As the sort of white male cis film critic who so dominates the discourse, it wouldn’t feel right to talk about how Captain Marvel works as both a character and a film to the female audience who has seen them play second fiddle in these movies for eleven years, so I won’t broach that subject. But it’s plain that she is an inspiring presence even within the framework of the film itself. Look no further than young Monica Rambeau (Marvel comics fans will know that name), who is so awed by the power and poise of this woman. That’s obviously the aim, though from my perspective, I’m left wishing we got a little more from her, left wishing she could break free from the rigid formula that makes all of these movies watchable and so few of them memorable. As a long time fan of Marvel Cosmic, it’s still super surreal seeing famous actors like Annette Bening (who could have been given much more to do here) and Jude Law talk about the Supreme Intelligence with such gusto.

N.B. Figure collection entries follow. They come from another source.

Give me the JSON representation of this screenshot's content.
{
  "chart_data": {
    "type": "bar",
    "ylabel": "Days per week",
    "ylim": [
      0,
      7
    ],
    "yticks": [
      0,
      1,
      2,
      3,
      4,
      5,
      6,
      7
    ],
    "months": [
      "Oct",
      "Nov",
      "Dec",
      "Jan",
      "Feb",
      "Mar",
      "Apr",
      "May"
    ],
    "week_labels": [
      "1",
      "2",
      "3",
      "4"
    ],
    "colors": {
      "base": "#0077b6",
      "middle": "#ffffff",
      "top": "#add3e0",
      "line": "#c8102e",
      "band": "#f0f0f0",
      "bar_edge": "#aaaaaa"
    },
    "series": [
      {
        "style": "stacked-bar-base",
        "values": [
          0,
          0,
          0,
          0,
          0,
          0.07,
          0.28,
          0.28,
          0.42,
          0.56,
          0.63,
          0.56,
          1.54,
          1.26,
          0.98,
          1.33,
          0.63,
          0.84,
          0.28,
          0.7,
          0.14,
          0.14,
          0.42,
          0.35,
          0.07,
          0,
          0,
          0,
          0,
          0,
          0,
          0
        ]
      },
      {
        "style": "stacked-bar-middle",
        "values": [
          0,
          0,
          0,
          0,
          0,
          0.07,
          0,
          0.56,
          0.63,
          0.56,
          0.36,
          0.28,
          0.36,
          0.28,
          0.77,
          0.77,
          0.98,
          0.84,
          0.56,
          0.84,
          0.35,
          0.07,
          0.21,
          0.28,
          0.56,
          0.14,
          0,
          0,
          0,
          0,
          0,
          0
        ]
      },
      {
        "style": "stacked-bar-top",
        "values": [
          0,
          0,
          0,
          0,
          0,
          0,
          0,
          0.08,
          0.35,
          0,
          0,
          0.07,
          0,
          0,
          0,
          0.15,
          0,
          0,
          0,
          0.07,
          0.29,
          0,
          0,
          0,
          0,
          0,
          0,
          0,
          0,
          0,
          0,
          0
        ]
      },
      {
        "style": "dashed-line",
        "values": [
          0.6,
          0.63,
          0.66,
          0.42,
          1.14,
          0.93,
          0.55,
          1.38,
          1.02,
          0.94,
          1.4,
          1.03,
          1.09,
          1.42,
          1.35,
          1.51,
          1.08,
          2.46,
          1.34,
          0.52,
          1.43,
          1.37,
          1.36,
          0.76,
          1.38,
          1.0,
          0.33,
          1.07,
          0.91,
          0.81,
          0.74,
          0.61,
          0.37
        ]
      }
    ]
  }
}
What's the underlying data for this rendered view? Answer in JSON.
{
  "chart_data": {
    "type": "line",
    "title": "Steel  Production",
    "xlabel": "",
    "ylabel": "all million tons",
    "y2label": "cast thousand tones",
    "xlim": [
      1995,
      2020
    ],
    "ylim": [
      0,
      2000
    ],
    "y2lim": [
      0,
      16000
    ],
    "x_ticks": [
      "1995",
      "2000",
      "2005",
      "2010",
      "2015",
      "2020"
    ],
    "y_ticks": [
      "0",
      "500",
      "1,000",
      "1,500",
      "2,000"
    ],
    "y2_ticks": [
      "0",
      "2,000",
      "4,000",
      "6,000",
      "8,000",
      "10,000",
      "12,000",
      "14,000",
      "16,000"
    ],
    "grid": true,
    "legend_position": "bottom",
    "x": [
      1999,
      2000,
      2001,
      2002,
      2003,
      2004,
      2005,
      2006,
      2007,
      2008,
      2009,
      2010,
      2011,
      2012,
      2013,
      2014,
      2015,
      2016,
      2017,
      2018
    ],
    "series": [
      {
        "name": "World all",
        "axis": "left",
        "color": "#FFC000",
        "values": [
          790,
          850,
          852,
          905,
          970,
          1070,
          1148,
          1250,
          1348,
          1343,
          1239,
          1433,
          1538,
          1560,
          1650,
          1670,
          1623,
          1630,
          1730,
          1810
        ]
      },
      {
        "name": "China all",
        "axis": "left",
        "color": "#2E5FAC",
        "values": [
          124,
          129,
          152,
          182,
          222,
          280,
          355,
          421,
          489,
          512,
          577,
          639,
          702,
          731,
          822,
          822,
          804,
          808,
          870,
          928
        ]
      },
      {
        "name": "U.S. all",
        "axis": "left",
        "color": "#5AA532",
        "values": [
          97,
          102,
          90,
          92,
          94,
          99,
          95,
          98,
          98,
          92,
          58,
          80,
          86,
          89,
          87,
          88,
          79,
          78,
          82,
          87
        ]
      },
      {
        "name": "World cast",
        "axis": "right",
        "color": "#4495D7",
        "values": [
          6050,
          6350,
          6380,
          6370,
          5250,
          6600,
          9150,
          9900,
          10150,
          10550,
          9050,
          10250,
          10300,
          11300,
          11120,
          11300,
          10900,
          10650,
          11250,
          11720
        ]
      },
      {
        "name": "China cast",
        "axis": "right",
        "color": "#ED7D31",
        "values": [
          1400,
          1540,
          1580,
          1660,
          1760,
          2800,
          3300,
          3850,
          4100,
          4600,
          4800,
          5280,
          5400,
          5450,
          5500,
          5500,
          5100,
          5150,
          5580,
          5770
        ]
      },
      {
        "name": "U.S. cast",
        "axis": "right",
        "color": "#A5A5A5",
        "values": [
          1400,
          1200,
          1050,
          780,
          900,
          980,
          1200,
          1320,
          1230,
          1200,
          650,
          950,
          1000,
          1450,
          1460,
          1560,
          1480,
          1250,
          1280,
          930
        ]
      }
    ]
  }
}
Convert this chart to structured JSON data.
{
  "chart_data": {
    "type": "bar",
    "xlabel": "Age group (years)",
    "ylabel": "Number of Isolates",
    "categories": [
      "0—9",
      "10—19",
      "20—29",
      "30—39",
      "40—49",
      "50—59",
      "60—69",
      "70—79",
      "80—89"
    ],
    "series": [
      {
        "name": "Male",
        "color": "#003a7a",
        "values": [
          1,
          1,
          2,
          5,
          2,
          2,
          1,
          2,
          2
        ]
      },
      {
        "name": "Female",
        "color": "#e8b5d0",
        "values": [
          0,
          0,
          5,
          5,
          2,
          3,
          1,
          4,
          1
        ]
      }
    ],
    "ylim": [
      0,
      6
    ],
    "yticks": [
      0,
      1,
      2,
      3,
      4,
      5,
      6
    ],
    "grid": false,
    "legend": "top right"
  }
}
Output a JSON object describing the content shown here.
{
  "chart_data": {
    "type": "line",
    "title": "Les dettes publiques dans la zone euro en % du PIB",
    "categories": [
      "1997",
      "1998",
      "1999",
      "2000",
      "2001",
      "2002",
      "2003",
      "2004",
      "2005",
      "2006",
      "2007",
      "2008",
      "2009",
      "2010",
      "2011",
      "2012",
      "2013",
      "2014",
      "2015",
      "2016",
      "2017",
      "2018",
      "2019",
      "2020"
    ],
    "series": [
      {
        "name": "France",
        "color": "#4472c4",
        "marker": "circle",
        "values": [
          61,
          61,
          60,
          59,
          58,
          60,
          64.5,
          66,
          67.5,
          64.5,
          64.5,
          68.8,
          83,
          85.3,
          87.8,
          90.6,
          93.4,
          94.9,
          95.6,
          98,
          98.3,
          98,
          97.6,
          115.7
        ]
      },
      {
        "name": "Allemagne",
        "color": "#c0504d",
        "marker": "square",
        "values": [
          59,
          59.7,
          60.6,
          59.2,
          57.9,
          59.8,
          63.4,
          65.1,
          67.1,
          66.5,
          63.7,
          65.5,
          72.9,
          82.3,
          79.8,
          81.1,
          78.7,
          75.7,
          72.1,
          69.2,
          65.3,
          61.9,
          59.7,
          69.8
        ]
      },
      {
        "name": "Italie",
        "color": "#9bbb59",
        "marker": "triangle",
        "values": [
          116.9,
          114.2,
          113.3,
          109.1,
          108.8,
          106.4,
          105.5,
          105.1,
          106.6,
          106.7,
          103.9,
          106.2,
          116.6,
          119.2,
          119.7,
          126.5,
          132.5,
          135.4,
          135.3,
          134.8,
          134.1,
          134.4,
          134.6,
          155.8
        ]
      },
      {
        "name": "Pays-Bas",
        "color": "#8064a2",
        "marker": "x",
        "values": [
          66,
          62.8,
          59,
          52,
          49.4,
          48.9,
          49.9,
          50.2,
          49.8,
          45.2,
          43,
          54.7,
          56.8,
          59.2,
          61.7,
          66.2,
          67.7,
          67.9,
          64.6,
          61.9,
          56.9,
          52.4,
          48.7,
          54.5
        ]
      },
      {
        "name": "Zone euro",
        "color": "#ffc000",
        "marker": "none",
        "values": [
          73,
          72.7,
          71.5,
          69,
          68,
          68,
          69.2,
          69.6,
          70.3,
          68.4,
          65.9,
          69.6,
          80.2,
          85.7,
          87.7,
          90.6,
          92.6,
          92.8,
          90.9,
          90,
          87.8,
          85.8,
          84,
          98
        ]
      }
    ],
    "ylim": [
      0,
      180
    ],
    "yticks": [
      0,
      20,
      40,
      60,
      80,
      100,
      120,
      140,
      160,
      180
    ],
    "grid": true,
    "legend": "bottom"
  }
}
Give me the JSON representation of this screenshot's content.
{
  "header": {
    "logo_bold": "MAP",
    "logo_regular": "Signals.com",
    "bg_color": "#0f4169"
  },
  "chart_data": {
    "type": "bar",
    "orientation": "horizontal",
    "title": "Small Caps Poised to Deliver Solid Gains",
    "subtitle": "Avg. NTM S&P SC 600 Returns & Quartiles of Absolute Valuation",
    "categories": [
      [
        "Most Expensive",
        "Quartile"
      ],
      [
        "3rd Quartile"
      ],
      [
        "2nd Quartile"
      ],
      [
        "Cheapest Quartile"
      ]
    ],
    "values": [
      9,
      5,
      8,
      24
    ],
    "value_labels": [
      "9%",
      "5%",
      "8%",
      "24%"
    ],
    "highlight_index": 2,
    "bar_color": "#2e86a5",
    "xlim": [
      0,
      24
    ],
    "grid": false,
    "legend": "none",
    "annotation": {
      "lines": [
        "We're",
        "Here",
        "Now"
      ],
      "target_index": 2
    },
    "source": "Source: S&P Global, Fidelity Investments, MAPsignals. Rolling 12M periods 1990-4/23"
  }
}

But as a movie itself, Captain Marvel seems held back, shackled to the “fine-ness” of the Marvel Cinematic Universe, its wings clipped and a rope tied to its leg so it can’t soar too far from the nest. It’s fun, and it’s rousing at times, but it always feels like something isn’t quite there. It does the job it needs to do; we’ll know who Captain Marvel is and what she’s about leading into her pivotal role in “Avengers: Endgame,” and for Marvel and for Disney, that’s what matters at the end of the day. Mission accomplished, I guess.